Иней опушил его волосы и ресницы и валиками лежал в складках его одежды. Мистер Баккет стряхнул его с лица, перевел дух и только тогда снова заговорил со мной.
- Так вот, мисс Саммерсон, - сказал он, постукивая пальцем по фартуку коляски, - возможно, вы будете разочарованы, когда узнаете, что я теперь собираюсь делать, но успокойтесь. Вы меня знаете. Я - инспектор Баккет, и вы можете на меня положиться. Мы ехали долго; но ничего... Подать четверку лошадей! Едем обратно! Живо!
На дворе поднялся переполох, и кто-то, выбежав из конюшни, крикнул: "Куда же ехать, вперед или обратно?"
- Обратно - сказано вам! Обратно! Оглохли, что ли? Обратно!
- Обратно, - спросила я, пораженная. - В Лондон? Значит, мы возвращаемся?
- Да, мисс Саммерсон, - ответил он, - возвращаемся. Прямиком - в Лондон. Вы меня знаете. Не бойтесь. Будем гнаться за другой, черт побери!
- За другой? - повторила я. - За какой "другой?"
- За Дженни, ведь вы ее так называли? За ней я и буду гнаться... Эй, вы, те две пары сюда - по кроне получите. Да проснитесь вы наконец!

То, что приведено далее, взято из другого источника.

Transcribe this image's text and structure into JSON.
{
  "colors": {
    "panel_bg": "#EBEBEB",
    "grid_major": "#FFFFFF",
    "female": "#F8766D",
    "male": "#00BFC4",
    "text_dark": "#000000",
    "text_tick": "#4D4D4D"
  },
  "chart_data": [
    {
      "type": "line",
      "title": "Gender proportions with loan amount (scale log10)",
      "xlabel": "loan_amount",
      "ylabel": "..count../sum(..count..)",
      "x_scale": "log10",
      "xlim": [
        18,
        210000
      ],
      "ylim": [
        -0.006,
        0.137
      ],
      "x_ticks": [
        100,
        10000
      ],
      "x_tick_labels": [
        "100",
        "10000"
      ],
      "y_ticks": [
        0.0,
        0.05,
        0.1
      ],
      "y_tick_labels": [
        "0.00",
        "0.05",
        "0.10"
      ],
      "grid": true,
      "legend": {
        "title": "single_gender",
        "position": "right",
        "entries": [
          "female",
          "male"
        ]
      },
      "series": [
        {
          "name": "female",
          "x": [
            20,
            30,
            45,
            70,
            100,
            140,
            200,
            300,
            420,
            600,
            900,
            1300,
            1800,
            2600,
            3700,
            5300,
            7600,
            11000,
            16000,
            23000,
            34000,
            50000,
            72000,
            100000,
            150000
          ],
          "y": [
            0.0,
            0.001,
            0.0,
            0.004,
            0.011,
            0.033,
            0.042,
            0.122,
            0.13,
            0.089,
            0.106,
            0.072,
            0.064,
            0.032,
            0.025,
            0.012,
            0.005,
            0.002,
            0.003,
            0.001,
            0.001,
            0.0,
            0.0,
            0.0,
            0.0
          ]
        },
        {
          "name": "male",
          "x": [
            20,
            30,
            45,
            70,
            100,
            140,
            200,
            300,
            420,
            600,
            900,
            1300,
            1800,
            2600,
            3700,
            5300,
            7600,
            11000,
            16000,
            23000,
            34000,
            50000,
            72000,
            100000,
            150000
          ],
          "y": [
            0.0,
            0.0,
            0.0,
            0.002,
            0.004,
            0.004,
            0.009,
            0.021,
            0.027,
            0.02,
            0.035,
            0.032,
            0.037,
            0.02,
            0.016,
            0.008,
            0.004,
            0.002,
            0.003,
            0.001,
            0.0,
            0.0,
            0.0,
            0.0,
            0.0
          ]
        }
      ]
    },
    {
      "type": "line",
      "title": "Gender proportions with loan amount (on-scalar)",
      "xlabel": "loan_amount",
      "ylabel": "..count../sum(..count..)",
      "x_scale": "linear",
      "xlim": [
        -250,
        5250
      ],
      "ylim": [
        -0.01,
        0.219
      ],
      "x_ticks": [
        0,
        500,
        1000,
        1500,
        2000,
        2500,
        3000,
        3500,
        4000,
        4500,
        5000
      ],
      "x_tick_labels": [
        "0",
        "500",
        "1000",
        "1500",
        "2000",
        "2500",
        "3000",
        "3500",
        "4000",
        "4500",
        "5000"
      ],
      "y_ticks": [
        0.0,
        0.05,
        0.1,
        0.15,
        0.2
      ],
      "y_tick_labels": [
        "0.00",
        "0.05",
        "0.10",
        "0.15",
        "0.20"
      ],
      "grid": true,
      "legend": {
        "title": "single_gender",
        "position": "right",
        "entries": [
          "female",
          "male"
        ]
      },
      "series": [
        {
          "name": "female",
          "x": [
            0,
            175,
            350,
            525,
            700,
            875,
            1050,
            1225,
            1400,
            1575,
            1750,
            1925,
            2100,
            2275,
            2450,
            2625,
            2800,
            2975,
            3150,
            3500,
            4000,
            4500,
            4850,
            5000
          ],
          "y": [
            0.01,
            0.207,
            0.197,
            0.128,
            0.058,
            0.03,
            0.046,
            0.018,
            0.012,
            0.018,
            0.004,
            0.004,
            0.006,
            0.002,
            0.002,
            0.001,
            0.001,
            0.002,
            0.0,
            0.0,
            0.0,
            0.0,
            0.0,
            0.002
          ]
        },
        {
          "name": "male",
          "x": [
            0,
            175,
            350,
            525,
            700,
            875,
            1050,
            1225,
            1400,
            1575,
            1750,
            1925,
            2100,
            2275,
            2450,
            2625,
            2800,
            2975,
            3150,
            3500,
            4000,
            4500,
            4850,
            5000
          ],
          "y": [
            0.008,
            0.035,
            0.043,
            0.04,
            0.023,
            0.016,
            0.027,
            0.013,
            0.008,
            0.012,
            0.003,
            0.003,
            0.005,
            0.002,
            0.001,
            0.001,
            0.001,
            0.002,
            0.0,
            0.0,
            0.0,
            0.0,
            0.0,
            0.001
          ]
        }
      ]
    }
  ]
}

- Но вы не оставите той леди, которую мы ищем... вы не покинете ее в такую ночь, когда она в таком отчаянии! - пролепетала я, в тревоге хватаясь за его руку.
- Нет, душа моя. не покину. Но я буду гнаться за другой... Эй, вы, запрягайте быстрей! Отправить верхового на следующую станцию с приказом выслать оттуда верхового вперед и заказать еще четверку... Милая моя, не бойтесь!
Он так властно отдавал эти распоряжения и так метался по двору, понукая конюхов, что переполошил всю станцию, и это поразило меня, пожалуй, не меньше, чем внезапная перемена направления. Но вот в самом разгаре суматохи верховой галопом ускакал заказывать сменных лошадей, а нашу четверку запрягли во мгновение ока.
- Душа моя, - сказал мистер Баккет, вскакивая на свое место и заглядывая под верх коляски, - простите меня за фамильярность, но постарайтесь поменьше нервничать и волноваться. Я пока больше ничего не скажу, но вы меня знаете, душа моя; не так ли?
Я решилась сказать, что он, конечно, гораздо лучше меня знает, как поступить, но уверен ли он, что поступает правильно? Нельзя ли мне поехать вперед одной, чтобы найти... я в отчаянии схватила его за руку и прошептала: "...свою родную мать?"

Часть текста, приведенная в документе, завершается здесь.